A fascinating world...

I just finished this novel and I miss Adam and his fascinating 18th century world already! I became totally engrossed in the societal and religious hierarchies and the conflicts which consequently ensued during this period in Lisbon. I was delighted by the unpredictability of Adam's journey; the unexpected directions the plot took as well as the very complex and real characters found in a historical novel as suspenseful as this one. If you like coming-of-age stories or historical fiction, you will not want to miss Adam Runaway...

A revelation...

I borrowed an advance copy from a friend. I needed a book for a short break holiday. I was totally surprised by the way the book grabbed me. The 19th century Lisbon setting is fresh and so beautifully evoked...the sights, smells...the people. Loved Adam, despite his occasional lapses there is something so attractive about him.

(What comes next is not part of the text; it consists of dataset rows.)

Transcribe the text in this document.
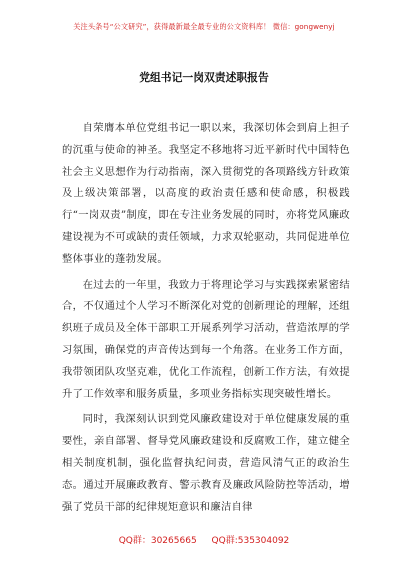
关注头条号“公文研究”，获得最新最全最专业的公文资料库！ 微信：gongwenyj
党组书记一岗双责述职报告

自荣膺本单位党组书记一职以来，我深切体会到肩上担子的沉重与使命的神圣。我坚定不移地将习近平新时代中国特色社会主义思想作为行动指南，深入贯彻党的各项路线方针政策及上级决策部署，以高度的政治责任感和使命感，积极践行“一岗双责”制度，即在专注业务发展的同时，亦将党风廉政建设视为不可或缺的责任领域，力求双轮驱动，共同促进单位整体事业的蓬勃发展。

在过去的一年里，我致力于将理论学习与实践探索紧密结合，不仅通过个人学习不断深化对党的创新理论的理解，还组织班子成员及全体干部职工开展系列学习活动，营造浓厚的学习氛围，确保党的声音传达到每一个角落。在业务工作方面，我带领团队攻坚克难，优化工作流程，创新工作方法，有效提升了工作效率和服务质量，多项业务指标实现突破性增长。

同时，我深刻认识到党风廉政建设对于单位健康发展的重要性，亲自部署、督导党风廉政建设和反腐败工作，建立健全相关制度机制，强化监督执纪问责，营造风清气正的政治生态。通过开展廉政教育、警示教育及廉政风险防控等活动，增强了党员干部的纪律规矩意识和廉洁自律

QQ群：30265665 QQ群:535304092
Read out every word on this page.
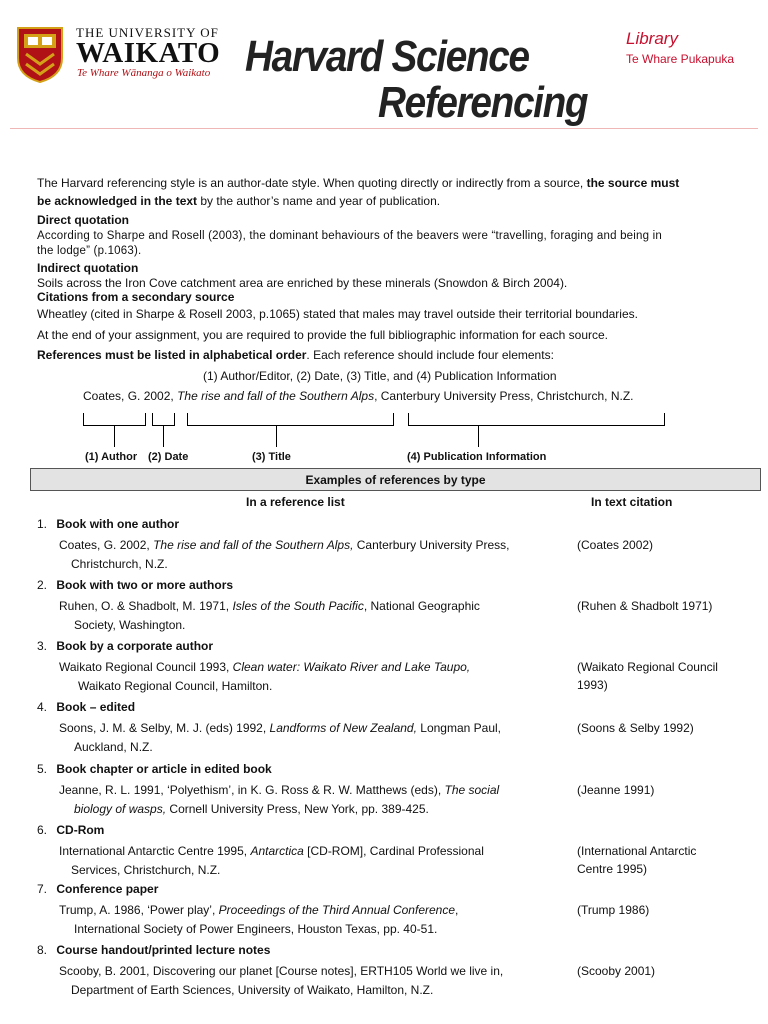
THE UNIVERSITY OF
WAIKATO
Te Whare Wānanga o Waikato Harvard Science
Referencing
Library
Te Whare Pukapuka
The Harvard referencing style is an author-date style. When quoting directly or indirectly from a source, the source must
be acknowledged in the text by the author’s name and year of publication.
Direct quotation
According to Sharpe and Rosell (2003), the dominant behaviours of the beavers were “travelling, foraging and being in
the lodge” (p.1063).
Indirect quotation
Soils across the Iron Cove catchment area are enriched by these minerals (Snowdon & Birch 2004).
Citations from a secondary source
Wheatley (cited in Sharpe & Rosell 2003, p.1065) stated that males may travel outside their territorial boundaries.
At the end of your assignment, you are required to provide the full bibliographic information for each source.
References must be listed in alphabetical order. Each reference should include four elements:
(1) Author/Editor, (2) Date, (3) Title, and (4) Publication Information
Coates, G. 2002, The rise and fall of the Southern Alps, Canterbury University Press, Christchurch, N.Z.
(1) Author (2) Date	(3) Title	(4) Publication Information
Examples of references by type
In a reference list	In text citation
1.  Book with one author
Coates, G. 2002, The rise and fall of the Southern Alps, Canterbury University Press,
Christchurch, N.Z.
(Coates 2002)
2.  Book with two or more authors
Ruhen, O. & Shadbolt, M. 1971, Isles of the South Pacific, National Geographic
Society, Washington.
(Ruhen & Shadbolt 1971)
3.  Book by a corporate author
Waikato Regional Council 1993, Clean water: Waikato River and Lake Taupo,
Waikato Regional Council, Hamilton.
(Waikato Regional Council
1993)
4.  Book – edited
Soons, J. M. & Selby, M. J. (eds) 1992, Landforms of New Zealand, Longman Paul,
Auckland, N.Z.
(Soons & Selby 1992)
5.  Book chapter or article in edited book
Jeanne, R. L. 1991, ‘Polyethism’, in K. G. Ross & R. W. Matthews (eds), The social
biology of wasps, Cornell University Press, New York, pp. 389-425.
(Jeanne 1991)
6.  CD-Rom
International Antarctic Centre 1995, Antarctica [CD-ROM], Cardinal Professional
Services, Christchurch, N.Z.
(International Antarctic
Centre 1995)
7.  Conference paper
Trump, A. 1986, ‘Power play’, Proceedings of the Third Annual Conference,
International Society of Power Engineers, Houston Texas, pp. 40-51.
(Trump 1986)
8.  Course handout/printed lecture notes
Scooby, B. 2001, Discovering our planet [Course notes], ERTH105 World we live in,
Department of Earth Sciences, University of Waikato, Hamilton, N.Z.
(Scooby 2001)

I could empathise with his frustration, pain, lust, and even shame (oh there's humour too). I got totally involved in his journey. The characters are three dimensional and believable. I found myself crying at the end...I didn't expect to be that moved...but it all does come together in a way that you just don't expect. By the end you know you've experienced something much more haunting than you might expect from a very entertaining story about a young man's struggle to find love and success. I have trouble reconcilling the book I read with the Publisher's Weekly review (that's why I'm writing this review).